Future Histories

Shortlisted for the Victorian Premier’s Literary Awards 2020 Award.

What Ada Lovelace, Tom Paine, and the Paris Commune Can Teach Us about Digital Technology

When we talk about technology we always talk about the future—which makes it hard to figure out how to get there. In Future Histories, Lizzie O’Shea argues that we need to stop looking forward and start looking backwards. Weaving together histories of computing and social movements with modern theories of the mind, society, and self, O’Shea constructs a “usable past” that help us determine our digital future.

What, she asks, can the Paris Commune tell us about earlier experiments in sharing resources—like the Internet—in common? Can debates over digital access be guided by Tom Paine’s theories of democratic economic redistribution? And how is Elon Musk not a visionary but a throwback to Victorian-era utopians?

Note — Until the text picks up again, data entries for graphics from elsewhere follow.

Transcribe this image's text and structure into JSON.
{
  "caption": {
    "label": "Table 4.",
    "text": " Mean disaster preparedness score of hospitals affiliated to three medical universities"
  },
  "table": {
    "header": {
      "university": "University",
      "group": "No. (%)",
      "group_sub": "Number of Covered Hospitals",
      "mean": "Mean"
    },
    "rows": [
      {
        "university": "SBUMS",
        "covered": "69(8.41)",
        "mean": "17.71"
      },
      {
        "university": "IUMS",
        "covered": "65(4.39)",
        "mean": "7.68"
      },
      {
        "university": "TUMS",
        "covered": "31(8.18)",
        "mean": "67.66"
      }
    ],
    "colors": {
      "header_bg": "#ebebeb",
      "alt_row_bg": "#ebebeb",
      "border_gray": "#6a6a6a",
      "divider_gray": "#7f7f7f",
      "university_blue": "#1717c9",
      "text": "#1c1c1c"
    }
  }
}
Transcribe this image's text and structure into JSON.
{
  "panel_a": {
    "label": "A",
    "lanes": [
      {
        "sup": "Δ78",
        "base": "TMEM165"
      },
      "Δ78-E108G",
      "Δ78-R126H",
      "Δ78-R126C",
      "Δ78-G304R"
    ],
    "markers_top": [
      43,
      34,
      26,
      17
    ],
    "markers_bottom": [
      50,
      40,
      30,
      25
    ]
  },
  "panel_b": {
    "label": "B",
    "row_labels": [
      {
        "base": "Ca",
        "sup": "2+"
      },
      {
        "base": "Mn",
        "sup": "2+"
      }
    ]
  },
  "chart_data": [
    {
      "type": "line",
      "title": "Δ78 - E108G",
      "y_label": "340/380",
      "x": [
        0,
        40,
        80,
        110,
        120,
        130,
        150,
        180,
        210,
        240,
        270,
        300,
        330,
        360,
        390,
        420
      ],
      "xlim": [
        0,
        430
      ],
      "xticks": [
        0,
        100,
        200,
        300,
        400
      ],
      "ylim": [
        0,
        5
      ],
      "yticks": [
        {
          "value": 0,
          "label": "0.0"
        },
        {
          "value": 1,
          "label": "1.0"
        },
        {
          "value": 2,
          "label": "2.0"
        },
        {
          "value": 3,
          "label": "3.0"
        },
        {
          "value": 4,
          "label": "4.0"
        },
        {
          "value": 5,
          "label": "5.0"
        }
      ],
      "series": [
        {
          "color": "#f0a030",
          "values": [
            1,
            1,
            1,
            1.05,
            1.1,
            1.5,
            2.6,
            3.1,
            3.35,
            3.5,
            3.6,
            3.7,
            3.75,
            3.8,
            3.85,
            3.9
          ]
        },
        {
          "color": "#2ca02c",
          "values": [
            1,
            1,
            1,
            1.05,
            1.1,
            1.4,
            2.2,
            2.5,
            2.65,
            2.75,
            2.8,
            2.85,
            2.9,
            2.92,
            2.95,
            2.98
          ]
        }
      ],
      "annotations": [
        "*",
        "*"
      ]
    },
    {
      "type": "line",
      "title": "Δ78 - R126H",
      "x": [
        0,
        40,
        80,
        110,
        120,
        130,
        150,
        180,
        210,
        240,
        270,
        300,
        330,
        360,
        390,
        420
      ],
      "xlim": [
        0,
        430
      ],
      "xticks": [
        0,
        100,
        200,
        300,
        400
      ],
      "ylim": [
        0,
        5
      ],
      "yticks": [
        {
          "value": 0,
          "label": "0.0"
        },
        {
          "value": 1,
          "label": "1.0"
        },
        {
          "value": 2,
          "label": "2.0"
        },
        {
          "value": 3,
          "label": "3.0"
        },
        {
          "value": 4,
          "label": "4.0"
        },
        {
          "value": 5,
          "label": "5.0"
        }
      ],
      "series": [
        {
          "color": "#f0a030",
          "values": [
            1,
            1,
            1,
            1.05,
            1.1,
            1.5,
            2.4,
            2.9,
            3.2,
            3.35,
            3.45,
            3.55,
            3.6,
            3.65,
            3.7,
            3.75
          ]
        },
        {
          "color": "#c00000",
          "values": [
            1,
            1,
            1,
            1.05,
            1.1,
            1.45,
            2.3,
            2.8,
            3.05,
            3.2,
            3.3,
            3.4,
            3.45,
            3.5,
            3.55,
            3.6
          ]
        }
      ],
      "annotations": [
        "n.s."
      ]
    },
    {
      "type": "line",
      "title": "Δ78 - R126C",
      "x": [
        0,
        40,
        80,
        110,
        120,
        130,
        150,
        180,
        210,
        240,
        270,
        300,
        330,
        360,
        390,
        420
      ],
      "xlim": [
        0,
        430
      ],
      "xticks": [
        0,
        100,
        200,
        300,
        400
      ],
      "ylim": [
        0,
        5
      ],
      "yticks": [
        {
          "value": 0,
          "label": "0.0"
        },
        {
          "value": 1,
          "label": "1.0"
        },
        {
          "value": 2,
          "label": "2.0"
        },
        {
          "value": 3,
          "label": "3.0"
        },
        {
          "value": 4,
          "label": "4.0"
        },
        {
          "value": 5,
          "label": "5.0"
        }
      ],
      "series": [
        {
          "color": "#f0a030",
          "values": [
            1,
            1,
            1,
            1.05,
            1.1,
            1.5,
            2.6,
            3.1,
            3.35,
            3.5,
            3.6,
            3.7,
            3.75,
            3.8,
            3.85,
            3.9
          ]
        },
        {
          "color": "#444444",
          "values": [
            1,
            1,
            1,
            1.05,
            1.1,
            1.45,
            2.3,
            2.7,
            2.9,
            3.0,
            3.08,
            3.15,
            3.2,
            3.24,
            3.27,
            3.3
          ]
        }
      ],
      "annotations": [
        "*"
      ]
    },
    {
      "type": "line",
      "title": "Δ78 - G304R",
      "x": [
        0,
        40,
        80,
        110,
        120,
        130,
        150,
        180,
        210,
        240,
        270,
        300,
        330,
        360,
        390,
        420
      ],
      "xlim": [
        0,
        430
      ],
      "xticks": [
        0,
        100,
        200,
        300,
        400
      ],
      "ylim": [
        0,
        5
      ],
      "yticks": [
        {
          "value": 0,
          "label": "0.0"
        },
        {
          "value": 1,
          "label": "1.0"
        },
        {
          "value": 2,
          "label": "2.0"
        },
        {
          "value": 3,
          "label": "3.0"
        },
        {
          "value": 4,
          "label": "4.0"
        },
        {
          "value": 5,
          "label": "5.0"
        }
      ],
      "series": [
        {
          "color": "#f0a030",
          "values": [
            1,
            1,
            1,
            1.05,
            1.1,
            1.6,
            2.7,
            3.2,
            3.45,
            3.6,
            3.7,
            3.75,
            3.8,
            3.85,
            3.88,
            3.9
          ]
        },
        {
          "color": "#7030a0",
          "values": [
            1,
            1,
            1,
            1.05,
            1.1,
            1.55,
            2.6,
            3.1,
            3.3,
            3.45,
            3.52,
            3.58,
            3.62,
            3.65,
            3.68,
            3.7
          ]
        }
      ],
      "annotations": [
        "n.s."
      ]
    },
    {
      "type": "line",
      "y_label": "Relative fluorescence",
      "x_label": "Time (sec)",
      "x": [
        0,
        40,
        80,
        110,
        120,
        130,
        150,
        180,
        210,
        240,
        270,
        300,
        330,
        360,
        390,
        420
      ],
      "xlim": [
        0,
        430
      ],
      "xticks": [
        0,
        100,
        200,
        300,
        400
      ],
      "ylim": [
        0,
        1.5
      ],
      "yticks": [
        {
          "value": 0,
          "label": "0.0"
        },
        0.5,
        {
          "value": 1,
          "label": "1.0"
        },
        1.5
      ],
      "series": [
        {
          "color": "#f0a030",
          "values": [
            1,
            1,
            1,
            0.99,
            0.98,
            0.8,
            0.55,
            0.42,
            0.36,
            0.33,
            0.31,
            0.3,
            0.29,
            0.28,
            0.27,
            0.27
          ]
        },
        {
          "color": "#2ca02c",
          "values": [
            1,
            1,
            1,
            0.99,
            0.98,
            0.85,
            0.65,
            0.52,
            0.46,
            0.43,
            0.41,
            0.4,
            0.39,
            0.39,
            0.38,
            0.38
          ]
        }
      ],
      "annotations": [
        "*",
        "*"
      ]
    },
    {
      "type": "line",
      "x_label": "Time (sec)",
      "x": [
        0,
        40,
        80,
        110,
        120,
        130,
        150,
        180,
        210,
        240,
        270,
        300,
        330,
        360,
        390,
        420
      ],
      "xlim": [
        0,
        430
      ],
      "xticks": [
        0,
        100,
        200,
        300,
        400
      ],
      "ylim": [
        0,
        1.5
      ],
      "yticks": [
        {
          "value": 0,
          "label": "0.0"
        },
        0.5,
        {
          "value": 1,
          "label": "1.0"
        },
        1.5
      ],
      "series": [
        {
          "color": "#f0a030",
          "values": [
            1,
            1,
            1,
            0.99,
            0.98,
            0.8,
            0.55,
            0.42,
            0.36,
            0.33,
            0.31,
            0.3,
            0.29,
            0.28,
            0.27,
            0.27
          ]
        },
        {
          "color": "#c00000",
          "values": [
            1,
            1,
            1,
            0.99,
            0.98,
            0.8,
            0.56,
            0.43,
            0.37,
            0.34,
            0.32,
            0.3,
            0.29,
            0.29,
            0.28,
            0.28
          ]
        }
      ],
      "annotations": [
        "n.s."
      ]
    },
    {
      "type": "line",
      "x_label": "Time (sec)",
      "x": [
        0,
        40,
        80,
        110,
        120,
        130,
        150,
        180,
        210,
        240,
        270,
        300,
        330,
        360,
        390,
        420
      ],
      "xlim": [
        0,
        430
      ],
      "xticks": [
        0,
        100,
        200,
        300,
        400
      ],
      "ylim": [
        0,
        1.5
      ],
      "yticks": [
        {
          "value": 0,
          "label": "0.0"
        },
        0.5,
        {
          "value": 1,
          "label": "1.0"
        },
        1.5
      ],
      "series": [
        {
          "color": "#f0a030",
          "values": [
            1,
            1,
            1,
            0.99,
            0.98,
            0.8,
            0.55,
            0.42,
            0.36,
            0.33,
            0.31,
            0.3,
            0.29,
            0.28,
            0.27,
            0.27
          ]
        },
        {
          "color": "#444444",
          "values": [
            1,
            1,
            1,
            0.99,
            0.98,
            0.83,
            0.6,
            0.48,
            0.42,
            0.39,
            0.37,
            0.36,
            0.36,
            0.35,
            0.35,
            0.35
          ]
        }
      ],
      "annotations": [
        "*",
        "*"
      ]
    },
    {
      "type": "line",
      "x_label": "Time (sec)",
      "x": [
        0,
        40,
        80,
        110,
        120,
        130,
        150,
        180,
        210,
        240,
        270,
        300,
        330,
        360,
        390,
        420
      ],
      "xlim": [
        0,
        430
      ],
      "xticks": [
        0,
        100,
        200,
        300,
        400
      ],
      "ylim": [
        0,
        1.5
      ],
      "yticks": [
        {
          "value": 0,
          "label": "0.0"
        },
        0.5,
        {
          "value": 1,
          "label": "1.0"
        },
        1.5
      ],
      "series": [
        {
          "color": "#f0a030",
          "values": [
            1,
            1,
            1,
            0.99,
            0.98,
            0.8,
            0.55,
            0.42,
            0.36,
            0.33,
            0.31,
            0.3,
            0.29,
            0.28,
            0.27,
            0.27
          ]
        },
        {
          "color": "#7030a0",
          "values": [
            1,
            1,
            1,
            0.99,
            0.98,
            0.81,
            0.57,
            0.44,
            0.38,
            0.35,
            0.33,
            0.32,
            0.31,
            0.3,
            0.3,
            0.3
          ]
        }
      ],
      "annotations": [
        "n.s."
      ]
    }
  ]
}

In engaging, sparkling prose, O’Shea shows us how very human our understanding of technology is, and what potential exists for struggle, for liberation, for art and poetry in our digital present. Future Histories is for all of us—makers, coders, hacktivists, Facebook-users, self-styled Luddites—who find ourselves in a brave new world.

– E&T Magazine provides a Full Review.

In engaging, sparkling prose, O’Shea shows us how very human our understanding of technology is, and what potential exists.

New Books Network

O’Shea’s approach is avowedly episodic as she mines history for illuminating gems.

Hettie O’Brien, Times Literary Supplement

A highly engaging tour through history in the service of emancipating our digital tomorrow.

Verso

There has never been a better time to pull the politics of platform capitalism into the foreground where it belongs. Lizzie O’Shea brings a hacker’s curiosity, a historian’s reach and a lawyer’s precision to bear on our digitally saturated present, emerging with a compelling argument that a better world is there for the taking.

Scott Ludlam

Before we became big data bundles for the lackeys of Dorsey, Jobs, Zuckerberg, and Bezos, to exploit, the digital revolution seemed to promise a democratic utopia, a commons in cyberspace not governed by neoliberal norms.  Can we realize that revolutionary dream and stop desiring our own domination?  Incredibly, yet thrillingly and plausibly, Lizzie O’Shea argues that, if only we can mobilize history to serve rather than enervate us, the answer is yes.

Stuart Jeffries

A potent, timely, and unrepentantly radical reminder of history’s creative potential. Lizzie O’Shea’s Future Histories should be required reading for anyone planning on surviving—and even repairing—our grim technological moment.

Claire L. Evans

This insightful, provocative book is an intellectual kaleidoscope that sits effortlessly at the crossroads between investigation, history and radical philosophy.

Victorian Premier's Literary Awards 2020 Judges Report

There’s plenty of history in Future Histories, but the perspective is polemical and eclectic: a pinch of socialism, a dash of anarchism, relentless strictures on digital misconduct, and, throughout, a salutary call to use technology to fulfill humanity’s potential.

T. P. Johnson, Choice

A startlingly original book, one that belies comparison to most other books … Although it is not, I would argue, a fair expectation that writers who analyse or expose societal problems should also be the ones to prescribe the remedies to solve them, this hefty task is one that O’Shea takes on with aplomb and considerable skill.